Он, конечно, лукавил: его ещё как задевали — наравне с остальными сверстниками. Но какой смысл об этом рассказывать, если отец охранник, а не бандит? Саня знал всё, что он посоветует: «три универсальных ответа» — «Не дам», «Не пойду» и «Не буду»; знал «поучительную историю» о том, как один мальчишка — сло́ва «пацан» отец почему-то избегал — смельчак и заводила любой компании, на спор пошёл с хулиганами в подвал, где ему в ногу воткнули нож — просто так, смеха ради; и мораль этой истории: «Если ты не такой, как они, то от них не отговоришься. Захотят нагрузить — нагрузят; не смогут нагрузить — изобьют». Знал весь дальнейший разговор наперёд: «И что с ними делать?» — «Избегать»; «А если не получается?» — «Давать отпор. Помнишь три универсальных ответа?» Чтоб снова не ходить кругами, Саня не придумал ничего лучше, чем задать встречный вопрос:

— А у тебя на работе как?

— В основном — скучно. На пульте сидишь, периметр обходишь. Читать нельзя, кроссворды разгадывать — нельзя. Два перерыва по пятнадцать минут. Деньгу, правда, длинную платят… А мне б всё равно лучше за копейки, да обратно в родной цех.

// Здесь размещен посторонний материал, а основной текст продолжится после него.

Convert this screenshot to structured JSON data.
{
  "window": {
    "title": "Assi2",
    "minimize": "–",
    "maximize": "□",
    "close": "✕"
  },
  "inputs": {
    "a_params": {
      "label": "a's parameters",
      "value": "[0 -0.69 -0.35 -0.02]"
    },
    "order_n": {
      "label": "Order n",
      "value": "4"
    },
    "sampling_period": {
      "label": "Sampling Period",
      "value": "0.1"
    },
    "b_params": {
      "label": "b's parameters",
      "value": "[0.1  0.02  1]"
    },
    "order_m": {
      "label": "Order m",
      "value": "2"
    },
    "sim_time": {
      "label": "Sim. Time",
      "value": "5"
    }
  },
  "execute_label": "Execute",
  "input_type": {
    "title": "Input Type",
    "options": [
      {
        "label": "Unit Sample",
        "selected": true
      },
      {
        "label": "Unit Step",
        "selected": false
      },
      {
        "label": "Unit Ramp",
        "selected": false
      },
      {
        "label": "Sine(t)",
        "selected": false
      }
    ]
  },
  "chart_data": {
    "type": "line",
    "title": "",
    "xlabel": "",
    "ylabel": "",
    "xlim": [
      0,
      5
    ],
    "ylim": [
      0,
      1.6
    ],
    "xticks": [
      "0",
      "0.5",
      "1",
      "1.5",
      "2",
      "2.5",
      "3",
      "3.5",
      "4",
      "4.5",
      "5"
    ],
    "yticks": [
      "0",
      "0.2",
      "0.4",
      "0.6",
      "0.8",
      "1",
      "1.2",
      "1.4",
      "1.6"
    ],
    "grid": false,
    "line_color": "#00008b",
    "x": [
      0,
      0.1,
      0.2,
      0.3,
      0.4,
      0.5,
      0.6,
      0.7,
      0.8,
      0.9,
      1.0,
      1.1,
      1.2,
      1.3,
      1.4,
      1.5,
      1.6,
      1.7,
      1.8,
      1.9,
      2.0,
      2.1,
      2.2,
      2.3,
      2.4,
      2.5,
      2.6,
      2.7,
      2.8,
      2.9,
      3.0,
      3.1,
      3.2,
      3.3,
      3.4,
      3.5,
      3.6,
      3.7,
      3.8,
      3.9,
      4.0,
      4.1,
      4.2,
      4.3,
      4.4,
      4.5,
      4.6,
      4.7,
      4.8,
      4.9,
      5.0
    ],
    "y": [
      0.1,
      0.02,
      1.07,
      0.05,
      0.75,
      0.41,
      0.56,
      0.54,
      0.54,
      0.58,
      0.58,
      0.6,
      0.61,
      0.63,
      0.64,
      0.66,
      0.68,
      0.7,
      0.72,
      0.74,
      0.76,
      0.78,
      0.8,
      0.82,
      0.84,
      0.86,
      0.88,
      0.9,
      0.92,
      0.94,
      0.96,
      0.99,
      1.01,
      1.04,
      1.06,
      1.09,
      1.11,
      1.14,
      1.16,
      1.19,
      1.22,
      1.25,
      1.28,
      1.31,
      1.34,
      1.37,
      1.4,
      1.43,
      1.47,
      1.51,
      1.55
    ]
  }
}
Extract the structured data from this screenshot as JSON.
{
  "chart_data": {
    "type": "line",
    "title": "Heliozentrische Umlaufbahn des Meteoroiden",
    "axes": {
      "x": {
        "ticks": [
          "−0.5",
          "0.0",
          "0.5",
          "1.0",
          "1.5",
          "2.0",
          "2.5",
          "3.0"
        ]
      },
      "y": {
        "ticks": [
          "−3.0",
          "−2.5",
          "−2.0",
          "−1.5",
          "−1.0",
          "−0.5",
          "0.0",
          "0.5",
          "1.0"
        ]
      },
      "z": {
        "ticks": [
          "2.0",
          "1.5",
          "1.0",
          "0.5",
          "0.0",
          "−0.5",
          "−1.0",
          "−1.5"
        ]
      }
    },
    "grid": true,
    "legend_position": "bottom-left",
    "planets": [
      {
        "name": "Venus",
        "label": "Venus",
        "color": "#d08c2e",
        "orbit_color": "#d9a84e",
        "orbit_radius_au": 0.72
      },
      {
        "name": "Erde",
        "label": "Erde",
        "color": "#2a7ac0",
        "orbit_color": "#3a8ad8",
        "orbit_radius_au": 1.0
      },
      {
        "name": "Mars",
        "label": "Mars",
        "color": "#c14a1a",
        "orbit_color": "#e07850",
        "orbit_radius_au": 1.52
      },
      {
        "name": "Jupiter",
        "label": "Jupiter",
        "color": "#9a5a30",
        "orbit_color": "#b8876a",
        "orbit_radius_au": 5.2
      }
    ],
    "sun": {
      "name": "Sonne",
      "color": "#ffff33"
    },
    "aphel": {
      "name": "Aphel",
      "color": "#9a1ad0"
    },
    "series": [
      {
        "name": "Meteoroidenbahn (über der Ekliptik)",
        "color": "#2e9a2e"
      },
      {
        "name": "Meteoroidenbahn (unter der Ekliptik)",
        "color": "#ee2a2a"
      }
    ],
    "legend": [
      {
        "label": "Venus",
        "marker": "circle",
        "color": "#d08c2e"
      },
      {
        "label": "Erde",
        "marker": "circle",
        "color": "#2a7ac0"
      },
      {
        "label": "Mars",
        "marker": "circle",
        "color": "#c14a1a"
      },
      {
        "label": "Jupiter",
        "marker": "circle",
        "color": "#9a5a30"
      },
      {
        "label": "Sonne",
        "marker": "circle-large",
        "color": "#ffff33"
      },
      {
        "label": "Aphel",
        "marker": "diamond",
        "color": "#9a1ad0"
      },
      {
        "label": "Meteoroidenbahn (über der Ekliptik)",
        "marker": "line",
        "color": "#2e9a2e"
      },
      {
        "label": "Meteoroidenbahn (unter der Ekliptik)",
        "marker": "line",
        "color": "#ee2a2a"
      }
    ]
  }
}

Саня непонимающе взглянул на него:

— Но охранник же круче, чем инженер.

Отец лишь грустно улыбнулся:

— Я всю жизнь считал наоборот… хотя в последнее время не так уверен. Да и вообще, мериться, кто круче — пустое дело: на всякого крутого всегда найдётся другой крутой.

— Даже на самого крутого?

— Самые крутые наверху сидят и смеются, — без улыбки ответил отец, а Саня почему-то вспомнил, как несколько лет назад в программе новостей танки стреляли по большому белому дому, который часто показывали в новостях ещё раньше.

«Это война, пап?» — спросил он тогда отца.

«Нет, — ответил тот. — Не война. Разборка». Тогда Саня не понял его, но сейчас, кажется, начал понимать: самые крутые стреляют друг по другу не из пистолетов — из танков. Вот бы ему тоже танк! Ну или джип хотя бы… Да, упущенная возможность прокатиться всё ещё сидела занозой. И он, не сдержавшись, протянул:

— А могли бы сейчас на джи-и-пе ехать…

— Верно, — отозвался отец, помолчав. — Могли бы. Но мы с тобой лучше пройдёмся. Незачем дядь Сёму напрягать.

— Но он ведь сам предлагал…

— Предлагал, но ведь джип-то не его, а Мю… в смысле, Николая Валентиныча.

— Ты ведь «Мюллера» хотел сказать? — улыбнулся Саня.

— Ага, — отец тоже не удержался от улыбки.

— А этот Мюллер — он кто?

— Видный функционер Третьего Рейха, соратник Гитлера. «Семнадцать мгновений…» не смотрел, что ли? — подмигнул Сане отец. — Шучу. Наш-то помельче будет, хотя тоже тот ещё… функционер, — теперь это прозвучало как ругательство.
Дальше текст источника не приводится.